Extrait : (début du livre)
Adrien
D’abord, les poignets. C’est ce qu’il y a de plus fragile, les poignets. Je ferme les yeux tandis que je les assouplis. Quand je les ouvre à nouveau, je suis face au miroir. J’ai le regard dur.
Anaïs me le reprochait souvent. Je répondais que j’étais comme ça, un point c’est tout, j’ajoutais que je ne changerais pas, mais elle rétorquait que c’était idiot, comme position. Elle souriait, elle tournait légèrement la tête et elle disait que tout le monde change, tout le temps, et que vouloir lutter contre les avis extérieurs, c’était ridicule. Il fallait les accueillir et les filtrer, au contraire.
– On est la somme de tout ce qui nous influence, a-t-elle remarqué une fois, et tu sais quoi ? J’adore cette idée.
Ne pas penser à Anaïs. Se concentrer sur les articulations, d’abord. Les chevilles. Si la cheville cède, le corps s’effondre – et avec lui, l’avenir et le monde, tout simplement. La cheville porte et supporte tout. Mes pouces et mes index massent la gauche, d’abord. Je sens le frisson de plaisir monter du bas de mon dos à ma nuque, mais je ne bronche pas. J’ai eu du mal à accepter que oui, toucher son propre corps pouvait rassurer et permettre d’atteindre un état second, mais maintenant, j’en suis conscient. Je l’assume pleinement.
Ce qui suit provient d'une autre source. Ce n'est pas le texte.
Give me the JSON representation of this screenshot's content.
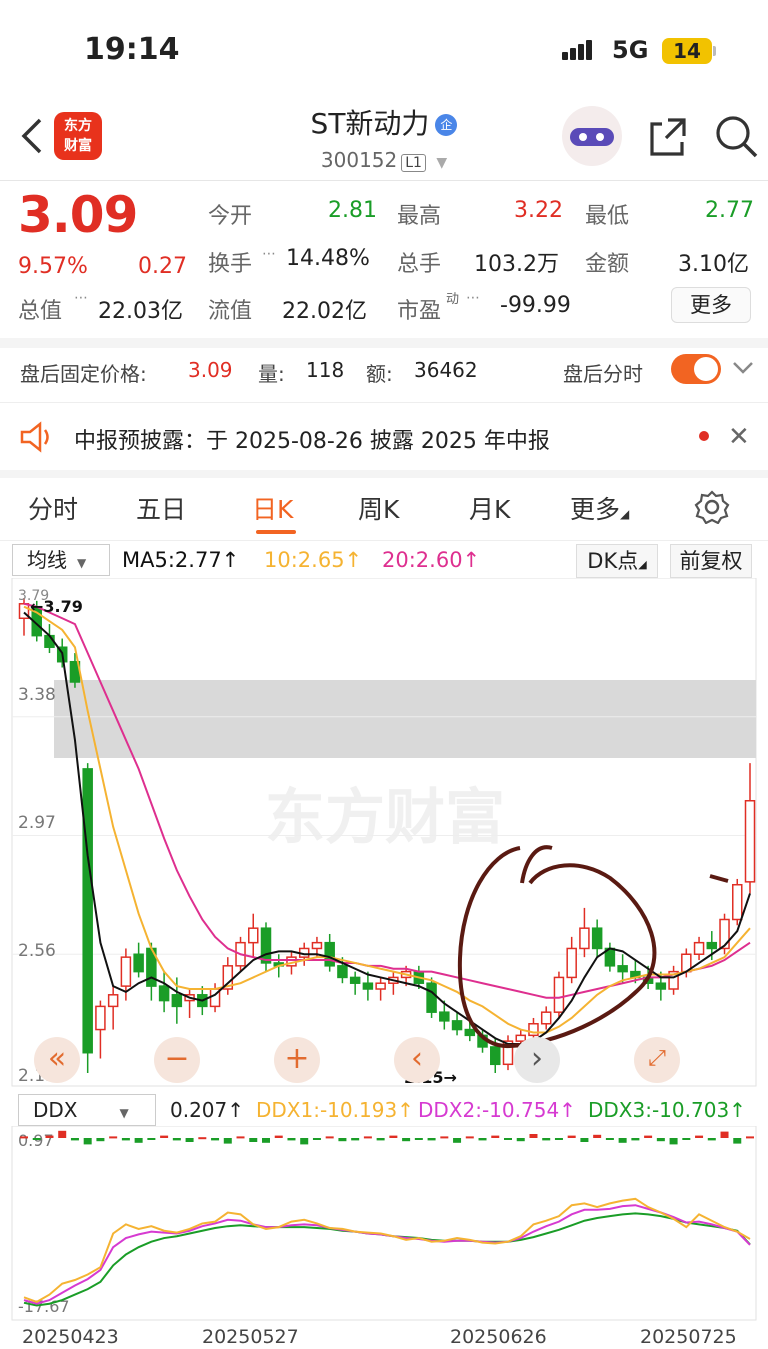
{
  "status_bar": {
    "time": "19:14",
    "network": "5G",
    "battery": "14"
  },
  "header": {
    "back_icon": "chevron-left-icon",
    "logo_lines": [
      "东方",
      "财富"
    ],
    "title": "ST新动力",
    "title_badge": "企",
    "code": "300152",
    "level": "L1",
    "icons": [
      "assistant-avatar-icon",
      "share-icon",
      "search-icon"
    ]
  },
  "quote": {
    "price": "3.09",
    "change_pct": "9.57%",
    "change": "0.27",
    "open_label": "今开",
    "open": "2.81",
    "high_label": "最高",
    "high": "3.22",
    "low_label": "最低",
    "low": "2.77",
    "turnover_label": "换手",
    "turnover": "14.48%",
    "volume_label": "总手",
    "volume": "103.2万",
    "amount_label": "金额",
    "amount": "3.10亿",
    "mktcap_label": "总值",
    "mktcap": "22.03亿",
    "float_label": "流值",
    "float_cap": "22.02亿",
    "pe_label": "市盈",
    "pe_sup": "动",
    "pe": "-99.99",
    "more_button": "更多"
  },
  "after_hours": {
    "price_label": "盘后固定价格:",
    "price": "3.09",
    "vol_label": "量:",
    "vol": "118",
    "amt_label": "额:",
    "amt": "36462",
    "intraday_label": "盘后分时"
  },
  "notice": {
    "text": "中报预披露：于 2025-08-26 披露 2025 年中报"
  },
  "tabs": [
    "分时",
    "五日",
    "日K",
    "周K",
    "月K",
    "更多"
  ],
  "active_tab": "日K",
  "ma_bar": {
    "select": "均线",
    "ma5": "MA5:2.77↑",
    "ma10": "10:2.65↑",
    "ma20": "20:2.60↑",
    "dk_button": "DK点",
    "adjust_button": "前复权"
  },
  "colors": {
    "up": "#e02e24",
    "down": "#1a9d27",
    "ma5": "#111111",
    "ma10": "#f5b332",
    "ma20": "#de2f8f",
    "accent": "#f26422"
  },
  "chart_labels": {
    "y_ticks": [
      "3.79",
      "3.38",
      "2.97",
      "2.56",
      "2.15"
    ],
    "high_mark": "3.79",
    "low_mark": "2.15",
    "watermark": "东方财富"
  },
  "ddx_bar": {
    "select": "DDX",
    "ddx": "0.207↑",
    "ddx1": "DDX1:-10.193↑",
    "ddx2": "DDX2:-10.754↑",
    "ddx3": "DDX3:-10.703↑",
    "top": "0.97",
    "bottom": "-17.67"
  },
  "dates": [
    "20250423",
    "20250527",
    "20250626",
    "20250725"
  ],
  "chart_data": {
    "type": "candlestick",
    "y_range": [
      2.15,
      3.79
    ],
    "ohlc": [
      [
        3.72,
        3.79,
        3.66,
        3.77
      ],
      [
        3.76,
        3.78,
        3.64,
        3.66
      ],
      [
        3.66,
        3.7,
        3.6,
        3.62
      ],
      [
        3.62,
        3.65,
        3.55,
        3.57
      ],
      [
        3.57,
        3.6,
        3.48,
        3.5
      ],
      [
        3.2,
        3.22,
        2.15,
        2.22
      ],
      [
        2.3,
        2.4,
        2.2,
        2.38
      ],
      [
        2.38,
        2.45,
        2.3,
        2.42
      ],
      [
        2.45,
        2.58,
        2.4,
        2.55
      ],
      [
        2.56,
        2.6,
        2.48,
        2.5
      ],
      [
        2.58,
        2.6,
        2.4,
        2.45
      ],
      [
        2.45,
        2.5,
        2.36,
        2.4
      ],
      [
        2.42,
        2.48,
        2.32,
        2.38
      ],
      [
        2.4,
        2.44,
        2.34,
        2.42
      ],
      [
        2.42,
        2.45,
        2.35,
        2.38
      ],
      [
        2.38,
        2.46,
        2.36,
        2.44
      ],
      [
        2.44,
        2.55,
        2.42,
        2.52
      ],
      [
        2.52,
        2.62,
        2.5,
        2.6
      ],
      [
        2.6,
        2.7,
        2.55,
        2.65
      ],
      [
        2.65,
        2.67,
        2.5,
        2.53
      ],
      [
        2.53,
        2.56,
        2.48,
        2.52
      ],
      [
        2.52,
        2.57,
        2.49,
        2.55
      ],
      [
        2.55,
        2.6,
        2.52,
        2.58
      ],
      [
        2.58,
        2.62,
        2.55,
        2.6
      ],
      [
        2.6,
        2.63,
        2.5,
        2.52
      ],
      [
        2.52,
        2.55,
        2.46,
        2.48
      ],
      [
        2.48,
        2.5,
        2.42,
        2.46
      ],
      [
        2.46,
        2.5,
        2.4,
        2.44
      ],
      [
        2.44,
        2.48,
        2.4,
        2.46
      ],
      [
        2.46,
        2.5,
        2.42,
        2.48
      ],
      [
        2.48,
        2.52,
        2.45,
        2.5
      ],
      [
        2.5,
        2.52,
        2.44,
        2.46
      ],
      [
        2.46,
        2.48,
        2.34,
        2.36
      ],
      [
        2.36,
        2.4,
        2.3,
        2.33
      ],
      [
        2.33,
        2.36,
        2.28,
        2.3
      ],
      [
        2.3,
        2.33,
        2.26,
        2.28
      ],
      [
        2.28,
        2.3,
        2.22,
        2.24
      ],
      [
        2.24,
        2.27,
        2.15,
        2.18
      ],
      [
        2.18,
        2.28,
        2.16,
        2.26
      ],
      [
        2.26,
        2.3,
        2.24,
        2.28
      ],
      [
        2.28,
        2.34,
        2.26,
        2.32
      ],
      [
        2.32,
        2.38,
        2.3,
        2.36
      ],
      [
        2.36,
        2.5,
        2.34,
        2.48
      ],
      [
        2.48,
        2.62,
        2.46,
        2.58
      ],
      [
        2.58,
        2.72,
        2.55,
        2.65
      ],
      [
        2.65,
        2.68,
        2.55,
        2.58
      ],
      [
        2.58,
        2.6,
        2.5,
        2.52
      ],
      [
        2.52,
        2.56,
        2.46,
        2.5
      ],
      [
        2.5,
        2.54,
        2.46,
        2.48
      ],
      [
        2.48,
        2.52,
        2.44,
        2.46
      ],
      [
        2.46,
        2.5,
        2.4,
        2.44
      ],
      [
        2.44,
        2.52,
        2.42,
        2.5
      ],
      [
        2.5,
        2.58,
        2.48,
        2.56
      ],
      [
        2.56,
        2.62,
        2.54,
        2.6
      ],
      [
        2.6,
        2.64,
        2.54,
        2.58
      ],
      [
        2.58,
        2.7,
        2.56,
        2.68
      ],
      [
        2.68,
        2.82,
        2.66,
        2.8
      ],
      [
        2.81,
        3.22,
        2.77,
        3.09
      ]
    ],
    "ma5": [
      3.74,
      3.7,
      3.66,
      3.6,
      3.3,
      2.9,
      2.6,
      2.45,
      2.43,
      2.46,
      2.48,
      2.46,
      2.43,
      2.41,
      2.4,
      2.42,
      2.46,
      2.5,
      2.54,
      2.56,
      2.57,
      2.57,
      2.56,
      2.56,
      2.55,
      2.53,
      2.51,
      2.49,
      2.48,
      2.47,
      2.46,
      2.45,
      2.43,
      2.39,
      2.36,
      2.33,
      2.3,
      2.27,
      2.25,
      2.25,
      2.26,
      2.29,
      2.34,
      2.4,
      2.48,
      2.55,
      2.58,
      2.57,
      2.54,
      2.51,
      2.48,
      2.48,
      2.5,
      2.53,
      2.56,
      2.59,
      2.64,
      2.77
    ],
    "ma10": [
      3.76,
      3.74,
      3.71,
      3.68,
      3.62,
      3.4,
      3.2,
      3.0,
      2.85,
      2.7,
      2.58,
      2.5,
      2.45,
      2.44,
      2.44,
      2.44,
      2.45,
      2.46,
      2.48,
      2.5,
      2.52,
      2.53,
      2.54,
      2.55,
      2.55,
      2.54,
      2.53,
      2.52,
      2.51,
      2.5,
      2.49,
      2.48,
      2.47,
      2.45,
      2.43,
      2.4,
      2.38,
      2.35,
      2.32,
      2.3,
      2.29,
      2.29,
      2.31,
      2.34,
      2.38,
      2.42,
      2.45,
      2.47,
      2.48,
      2.49,
      2.49,
      2.49,
      2.5,
      2.51,
      2.53,
      2.55,
      2.6,
      2.65
    ],
    "ma20": [
      3.77,
      3.76,
      3.74,
      3.72,
      3.7,
      3.6,
      3.5,
      3.4,
      3.3,
      3.2,
      3.08,
      2.96,
      2.85,
      2.76,
      2.68,
      2.62,
      2.58,
      2.56,
      2.55,
      2.54,
      2.54,
      2.54,
      2.54,
      2.54,
      2.54,
      2.53,
      2.53,
      2.52,
      2.52,
      2.51,
      2.51,
      2.5,
      2.5,
      2.49,
      2.48,
      2.47,
      2.46,
      2.45,
      2.44,
      2.43,
      2.42,
      2.41,
      2.41,
      2.42,
      2.43,
      2.44,
      2.45,
      2.46,
      2.47,
      2.48,
      2.48,
      2.49,
      2.5,
      2.51,
      2.52,
      2.54,
      2.57,
      2.6
    ],
    "ddx_bars": [
      0.2,
      -0.2,
      0.3,
      0.9,
      -0.3,
      -0.8,
      -0.4,
      0.2,
      -0.3,
      -0.6,
      -0.2,
      0.3,
      -0.3,
      -0.5,
      0.1,
      -0.3,
      -0.7,
      0.2,
      -0.5,
      -0.6,
      0.3,
      -0.3,
      -0.8,
      -0.2,
      0.2,
      -0.4,
      -0.3,
      0.2,
      -0.3,
      0.3,
      -0.4,
      -0.2,
      -0.3,
      0.2,
      -0.6,
      0.2,
      -0.3,
      0.3,
      -0.2,
      -0.4,
      0.5,
      -0.3,
      -0.2,
      0.3,
      -0.5,
      0.4,
      -0.2,
      -0.6,
      -0.3,
      0.3,
      -0.4,
      -0.8,
      -0.2,
      0.3,
      -0.3,
      0.8,
      -0.7,
      0.2
    ],
    "ddx1": [
      -16.5,
      -17.0,
      -16.2,
      -15.0,
      -14.6,
      -14.0,
      -13.2,
      -9.5,
      -8.5,
      -9.0,
      -8.7,
      -9.2,
      -9.4,
      -9.0,
      -8.4,
      -8.2,
      -7.2,
      -7.4,
      -8.5,
      -9.0,
      -8.8,
      -8.2,
      -8.0,
      -8.4,
      -8.9,
      -9.0,
      -9.3,
      -9.4,
      -9.5,
      -9.8,
      -10.2,
      -10.0,
      -10.4,
      -10.3,
      -10.0,
      -10.2,
      -10.5,
      -10.6,
      -10.4,
      -9.8,
      -8.5,
      -8.1,
      -7.6,
      -6.4,
      -6.2,
      -6.6,
      -6.2,
      -5.9,
      -5.7,
      -6.6,
      -7.2,
      -7.9,
      -8.8,
      -7.4,
      -8.1,
      -8.8,
      -9.3,
      -10.1
    ],
    "ddx2": [
      -16.8,
      -17.2,
      -16.8,
      -16.0,
      -15.2,
      -14.5,
      -13.5,
      -11.0,
      -10.0,
      -9.6,
      -9.3,
      -9.4,
      -9.5,
      -9.2,
      -8.7,
      -8.4,
      -8.0,
      -8.1,
      -8.5,
      -8.8,
      -8.8,
      -8.6,
      -8.5,
      -8.6,
      -8.9,
      -9.1,
      -9.3,
      -9.5,
      -9.6,
      -9.8,
      -10.0,
      -10.1,
      -10.3,
      -10.4,
      -10.3,
      -10.3,
      -10.4,
      -10.5,
      -10.4,
      -10.0,
      -9.3,
      -8.7,
      -8.2,
      -7.4,
      -6.9,
      -6.9,
      -6.8,
      -6.5,
      -6.4,
      -6.8,
      -7.2,
      -7.7,
      -8.3,
      -8.2,
      -8.5,
      -8.9,
      -9.3,
      -10.75
    ],
    "ddx3": [
      -17.1,
      -17.4,
      -17.2,
      -16.8,
      -16.2,
      -15.6,
      -14.8,
      -13.0,
      -11.8,
      -11.0,
      -10.4,
      -10.0,
      -9.8,
      -9.5,
      -9.2,
      -8.9,
      -8.7,
      -8.6,
      -8.7,
      -8.8,
      -8.8,
      -8.8,
      -8.8,
      -8.9,
      -9.0,
      -9.2,
      -9.3,
      -9.5,
      -9.6,
      -9.8,
      -9.9,
      -10.0,
      -10.2,
      -10.3,
      -10.3,
      -10.3,
      -10.4,
      -10.4,
      -10.4,
      -10.2,
      -9.9,
      -9.5,
      -9.1,
      -8.6,
      -8.1,
      -7.8,
      -7.6,
      -7.4,
      -7.3,
      -7.4,
      -7.6,
      -7.9,
      -8.3,
      -8.5,
      -8.7,
      -8.9,
      -9.2,
      -10.7
    ],
    "ddx_range": [
      -17.67,
      0.97
    ]
  }
}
Il y a tellement de choses que j’ai eu du mal à accepter. La première d’entre elles : être un garçon qui danse. Les deux termes semblaient totalement opposés. J’habite dans un village du Grand Est depuis sept ans maintenant. Avant, nous logions dans un appartement en ville, mais je n’en ai presque aucun souvenir. Dans la campagne où je vis, les garçons jouent au foot ou au handball, pratiquent les arts martiaux, organisent des parties de paintball dans la forêt, se déplacent à moto ou en quad. Ils vont à la chasse aussi. Pendant les soirées, ils restent ensemble, descendent des bières ou du coca, lancent des vannes grasses sur les filles présentes en se donnant des coups d’épaule. Ils ne dansent pas. Partout, sur internet, à la télé, dans les magazines, on entend dire que la société s’est modifiée en profondeur et que les stéréotypes sont dépassés. Aujourd’hui, tout le monde serait apparemment prêt à accepter que sa fille soit gardienne de foot ou boxeuse, et que son fils entre dans la haute couture ou se passionne pour le maquillage. Ou la danse. Laissez-moi en douter.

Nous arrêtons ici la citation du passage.